Lecithin also appeared to have an effect on the microstructure in the samples containing only cocoa particles and cocoa butter. Figure 10(b) illustrates non-seeded samples with cocoa particles and lecithin forming rod-shaped crystals at first. However, after about 15 minutes at 14°C a homogenous fat network formed, observed at the top right of the micrographs (see the circle in Fig. 10(b).
To further understand the effect of lecithin on the kinetics of crystallization, more samples were produced where lecithin was added to pure cocoa butter and subjected to pre-crystallization. In the non-seeded pure cocoa butter, the lecithin itself acted as the seeding material (Fig. 12(a) where you can see small irregular spots from which the fat crystals develop). Compare this with the micrographs in Fig. 2(b-d) of non-seeded pure cocoa butter without lecithin, as well in Fig. 11(c).
Lecithin has an impact on both morphology and crystal growth rate. With the lecithin added, the non-seeded cocoa butter appeared to resemble the seeded cocoa butter with rapid crystal growth and numerous nucleation sites. In seeded pure cocoa butter, it was not possible to distinguish any significant effect from the addition of lecithin, since they already contained seeding materials (Fig. 12(b)).

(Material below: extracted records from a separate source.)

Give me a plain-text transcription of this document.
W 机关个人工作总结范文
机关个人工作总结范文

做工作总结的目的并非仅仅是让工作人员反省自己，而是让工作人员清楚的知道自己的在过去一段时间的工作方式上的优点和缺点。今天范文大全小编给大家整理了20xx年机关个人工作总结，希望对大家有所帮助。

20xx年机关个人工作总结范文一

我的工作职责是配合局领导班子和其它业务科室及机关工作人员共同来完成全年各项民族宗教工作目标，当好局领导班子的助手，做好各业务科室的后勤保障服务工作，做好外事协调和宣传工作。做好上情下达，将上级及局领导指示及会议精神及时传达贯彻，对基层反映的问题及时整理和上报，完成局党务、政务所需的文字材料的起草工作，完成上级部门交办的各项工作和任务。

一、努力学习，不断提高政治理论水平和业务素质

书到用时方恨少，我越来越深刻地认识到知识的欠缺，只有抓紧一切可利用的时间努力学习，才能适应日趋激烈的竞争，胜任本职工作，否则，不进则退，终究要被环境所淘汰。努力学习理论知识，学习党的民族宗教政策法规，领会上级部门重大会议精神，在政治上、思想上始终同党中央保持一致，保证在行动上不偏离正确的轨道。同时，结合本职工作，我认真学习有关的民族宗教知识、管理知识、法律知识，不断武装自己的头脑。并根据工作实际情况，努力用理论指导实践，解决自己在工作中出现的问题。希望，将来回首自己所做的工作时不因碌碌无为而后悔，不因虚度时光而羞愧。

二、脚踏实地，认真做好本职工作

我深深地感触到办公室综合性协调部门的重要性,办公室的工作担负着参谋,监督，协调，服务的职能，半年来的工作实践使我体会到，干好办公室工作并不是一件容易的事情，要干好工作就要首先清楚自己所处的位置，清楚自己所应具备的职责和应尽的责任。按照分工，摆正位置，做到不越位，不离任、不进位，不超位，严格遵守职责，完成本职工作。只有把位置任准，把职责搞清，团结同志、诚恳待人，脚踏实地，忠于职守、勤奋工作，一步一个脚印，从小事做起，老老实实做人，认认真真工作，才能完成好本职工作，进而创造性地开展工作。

There have been other reports of the seeding effect of PC (phosphatidylcholine) which is a phospholipid that makes up 15% the total fat content of lecithin. Since it has the tendency to form micelles in the HII mesophase (with polar heads facing the center, and non-polar parts oriented towards the exterior), it allows for a good foundation for the nucleation of fat crystals (Garti and Sato, 2001; Savage and Dimick, 1995). This suggests that the seeds inducing crystal growth in the non-seeded samples (Fig. 12(a)) are micelle structures of PC. However, other reports have contradicted these findings stating that lecithin delays cocoa butter crystallization (Dhonsi and Stapley, 2006).

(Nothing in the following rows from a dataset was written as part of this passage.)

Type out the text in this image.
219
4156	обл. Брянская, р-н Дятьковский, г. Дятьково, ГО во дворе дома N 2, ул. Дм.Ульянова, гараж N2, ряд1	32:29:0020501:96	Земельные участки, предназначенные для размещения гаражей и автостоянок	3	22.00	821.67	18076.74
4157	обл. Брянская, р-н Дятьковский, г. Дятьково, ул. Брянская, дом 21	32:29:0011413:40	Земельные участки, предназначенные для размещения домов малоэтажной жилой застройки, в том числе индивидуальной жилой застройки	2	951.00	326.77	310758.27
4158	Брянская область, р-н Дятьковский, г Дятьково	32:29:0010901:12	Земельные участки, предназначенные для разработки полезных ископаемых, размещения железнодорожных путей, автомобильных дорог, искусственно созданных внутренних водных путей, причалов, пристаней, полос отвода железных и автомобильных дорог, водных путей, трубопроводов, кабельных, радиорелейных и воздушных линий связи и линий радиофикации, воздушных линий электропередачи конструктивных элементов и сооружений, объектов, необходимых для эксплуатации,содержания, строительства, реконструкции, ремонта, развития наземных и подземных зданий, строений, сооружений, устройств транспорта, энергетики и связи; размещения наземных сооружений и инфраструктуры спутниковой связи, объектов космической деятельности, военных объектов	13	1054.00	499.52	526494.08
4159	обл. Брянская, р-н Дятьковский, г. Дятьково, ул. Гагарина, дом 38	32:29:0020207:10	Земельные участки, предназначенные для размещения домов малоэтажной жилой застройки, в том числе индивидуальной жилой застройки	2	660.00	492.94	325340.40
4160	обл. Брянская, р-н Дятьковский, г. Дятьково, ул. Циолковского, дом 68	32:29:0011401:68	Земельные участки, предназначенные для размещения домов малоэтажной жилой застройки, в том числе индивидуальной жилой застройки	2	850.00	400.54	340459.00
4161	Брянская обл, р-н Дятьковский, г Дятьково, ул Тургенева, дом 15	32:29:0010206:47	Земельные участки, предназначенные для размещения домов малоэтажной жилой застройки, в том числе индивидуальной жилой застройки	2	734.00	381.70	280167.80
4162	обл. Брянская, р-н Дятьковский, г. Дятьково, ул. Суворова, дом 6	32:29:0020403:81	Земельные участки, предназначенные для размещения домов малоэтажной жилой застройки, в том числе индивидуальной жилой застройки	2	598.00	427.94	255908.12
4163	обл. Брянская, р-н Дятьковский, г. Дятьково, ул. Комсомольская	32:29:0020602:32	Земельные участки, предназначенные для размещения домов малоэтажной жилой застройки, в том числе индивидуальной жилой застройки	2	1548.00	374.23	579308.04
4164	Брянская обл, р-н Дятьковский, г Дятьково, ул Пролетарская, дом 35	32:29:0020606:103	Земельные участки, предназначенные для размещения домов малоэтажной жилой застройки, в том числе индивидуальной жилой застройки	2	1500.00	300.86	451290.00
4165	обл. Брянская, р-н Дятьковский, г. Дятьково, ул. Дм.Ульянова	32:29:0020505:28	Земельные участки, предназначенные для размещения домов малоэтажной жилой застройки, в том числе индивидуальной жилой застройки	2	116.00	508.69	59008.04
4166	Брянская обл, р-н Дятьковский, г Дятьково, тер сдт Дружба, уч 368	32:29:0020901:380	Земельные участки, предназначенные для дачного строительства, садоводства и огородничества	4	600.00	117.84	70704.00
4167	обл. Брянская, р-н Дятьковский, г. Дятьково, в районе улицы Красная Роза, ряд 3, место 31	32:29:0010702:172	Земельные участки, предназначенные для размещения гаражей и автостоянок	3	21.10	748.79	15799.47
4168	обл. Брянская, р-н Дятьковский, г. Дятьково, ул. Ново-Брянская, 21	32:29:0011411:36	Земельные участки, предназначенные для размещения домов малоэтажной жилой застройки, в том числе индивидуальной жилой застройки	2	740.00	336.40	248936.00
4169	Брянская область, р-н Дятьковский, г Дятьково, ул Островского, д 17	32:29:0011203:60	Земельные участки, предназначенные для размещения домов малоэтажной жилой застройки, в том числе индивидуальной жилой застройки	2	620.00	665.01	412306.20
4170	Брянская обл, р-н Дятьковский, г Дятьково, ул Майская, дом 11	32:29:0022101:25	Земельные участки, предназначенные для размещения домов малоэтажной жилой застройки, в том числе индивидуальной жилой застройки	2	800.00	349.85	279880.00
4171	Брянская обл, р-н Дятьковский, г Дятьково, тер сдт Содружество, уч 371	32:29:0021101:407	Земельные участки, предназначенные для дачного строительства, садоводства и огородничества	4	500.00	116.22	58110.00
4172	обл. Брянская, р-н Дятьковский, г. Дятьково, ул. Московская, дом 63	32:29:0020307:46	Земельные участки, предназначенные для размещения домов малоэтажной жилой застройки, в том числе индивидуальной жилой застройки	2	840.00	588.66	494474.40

For what was studied here, it can be concluded that lecithin (at a fraction of 0.5%) had a significant impact on crystal growth rate. The DSC measurements give additional indication of crystal polymorphs generated (see Figure 13(a)). Here one can see lecithin had an impact on the generation of higher stable β-polymorphs. It is unlikely that lecithin preferably nucleates higher stable fat crystal polymorph forms, but a more intensive nucleation and growth of fat crystals during cooling will provide more time for lower-melting polymorphs to transform into a higher stable form (α-form).
Conclusion
CLSM, DSC and image analysis were found to be a good way to evaluate the kinetics and morphology of cocoa butter crystallization in chocolate. Both the pre-crystallization technique (seeded or non-seeded) and the ingredients hand a pronounced impact on the crystallization and microstructure of all chocolate model systems.
Seeded samples formed multiple nucleation sites, which induced a rapid growth of crystals. This resulted in a more homogenous microstructure. The non-seeded samples displayed a more random structure, with some areas developing large spherical crystals while other parts gained a more heterogenous microstructure with large areas of liquid fat and small compact crystals.

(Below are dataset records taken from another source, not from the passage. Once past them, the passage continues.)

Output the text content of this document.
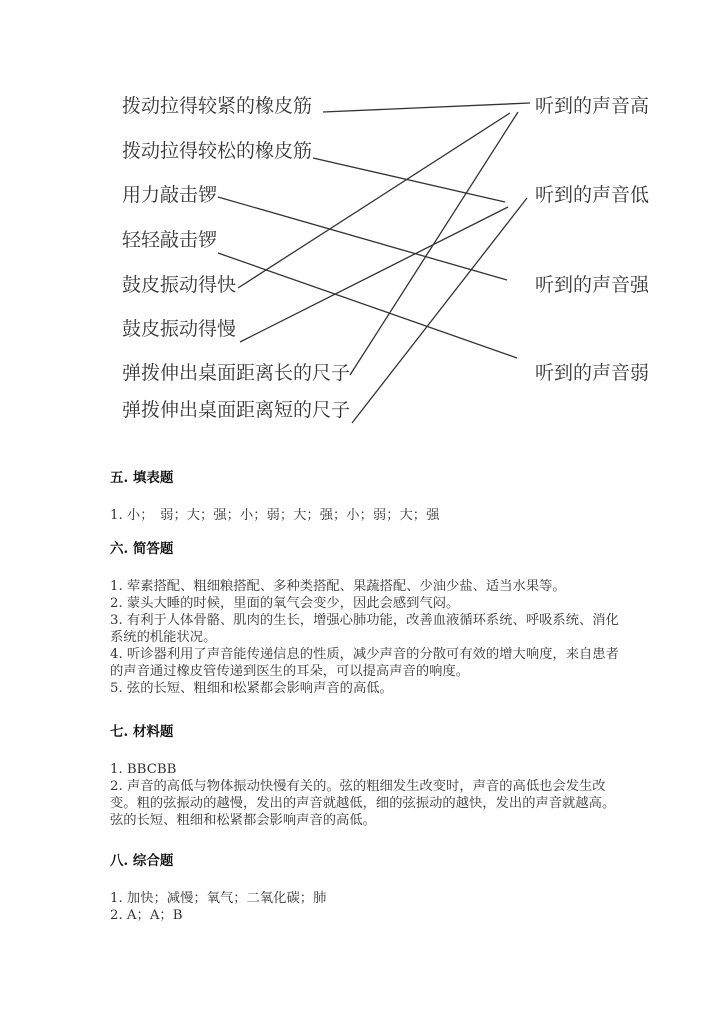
拨动拉得较紧的橡皮筋
拨动拉得较松的橡皮筋
用力敲击锣
轻轻敲击锣
鼓皮振动得快
鼓皮振动得慢
弹拨伸出桌面距离长的尺子
弹拨伸出桌面距离短的尺子
听到的声音高
听到的声音低
听到的声音强
听到的声音弱
五. 填表题

1. 小；　弱；大；强；小；弱；大；强；小；弱；大；强

六. 简答题

1. 荤素搭配、粗细粮搭配、多种类搭配、果蔬搭配、少油少盐、适当水果等。

2. 蒙头大睡的时候，里面的氧气会变少，因此会感到气闷。

3. 有利于人体骨骼、肌肉的生长，增强心肺功能，改善血液循环系统、呼吸系统、消化系统的机能状况。

4. 听诊器利用了声音能传递信息的性质，减少声音的分散可有效的增大响度，来自患者的声音通过橡皮管传递到医生的耳朵，可以提高声音的响度。

5. 弦的长短、粗细和松紧都会影响声音的高低。

七. 材料题

1. BBCBB

2. 声音的高低与物体振动快慢有关的。弦的粗细发生改变时，声音的高低也会发生改变。粗的弦振动的越慢，发出的声音就越低，细的弦振动的越快，发出的声音就越高。弦的长短、粗细和松紧都会影响声音的高低。

八. 综合题

1. 加快；减慢；氧气；二氧化碳；肺

2. A；A；B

Non-seeded samples containing cocoa particles induced the formation of rod-shaped crystals and resulted in a heterogeneous microstructure. For either seeded or non-seeded, sugar appeared to prolong the nucleation and growth of cocoa butter crystals as compared to cocoa particles. However, lecithin greatly enhanced the crystal growth rate in seeded and non-seeded samples with cocoa butter and sugar. Further studies are required to establish whether the effect of lecithin remains in commercial chocolate systems.